The fluid dynamics of the vortex ring state.

Context. Fluid mechanics, wakes, vortex dynamics, rotor wakes

Brief description: Vortex wakes trailed from rotors (helicopters or wind turbine) can collapse into an unstable vortex ring state under certain conditions of imposed rotor relative velocity. The phenomenon is dangerous for any rotorcraft to be in, and pilot strategies exist for avoiding it or flying out of it, but it is particularly hazardous for side-by-side rotor configurations where dangerous rolling moments will occur. The problem may occur in floating wind turbines, where the unsteady loading on the long turbine blades may cause unexpected aeroelastic phenomena and degrade the performance of the turbine. Additionally, rotor driven reverse thrusters may go into a vortex ring state, and the unsteady forces will not produce the expected or required braking effect. The emphasis of the project is upon the understanding of the basic mechanism that leads to the collapse of the rotor wake into the vortex ring state.

Aims and objectives: develop description of development of vortex ring state. Run rotor driven and jet driven flows in the wind tunnel, and take detailed measurements of the collapse of the wake and generation of the vortex ring state. Develop theoretical model and perform stability analysis of the flow field.

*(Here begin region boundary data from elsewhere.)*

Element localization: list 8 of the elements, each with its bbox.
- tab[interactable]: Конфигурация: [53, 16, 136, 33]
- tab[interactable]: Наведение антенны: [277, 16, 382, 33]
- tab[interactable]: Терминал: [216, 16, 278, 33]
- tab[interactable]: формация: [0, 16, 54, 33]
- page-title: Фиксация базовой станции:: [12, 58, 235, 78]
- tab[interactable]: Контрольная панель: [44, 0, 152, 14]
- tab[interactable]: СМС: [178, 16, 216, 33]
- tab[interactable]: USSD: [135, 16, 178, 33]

Novelty: the research will consider how a prototype of the mean flow will collapse into a vortex ring state like flow. The principle aim is to understand whether the phenomenon is driven by the trailing vortices, or is it the mean flow that is unstable.

Alignment: the project is in the area of fundamental and applied fluid mechanics. It will use National Wind Tunnel Facility resource.

Potential applications and benefits: the direct application is to helicopter and wind turbine aerodynamics, but more will be known about the stability of vortex driven flows.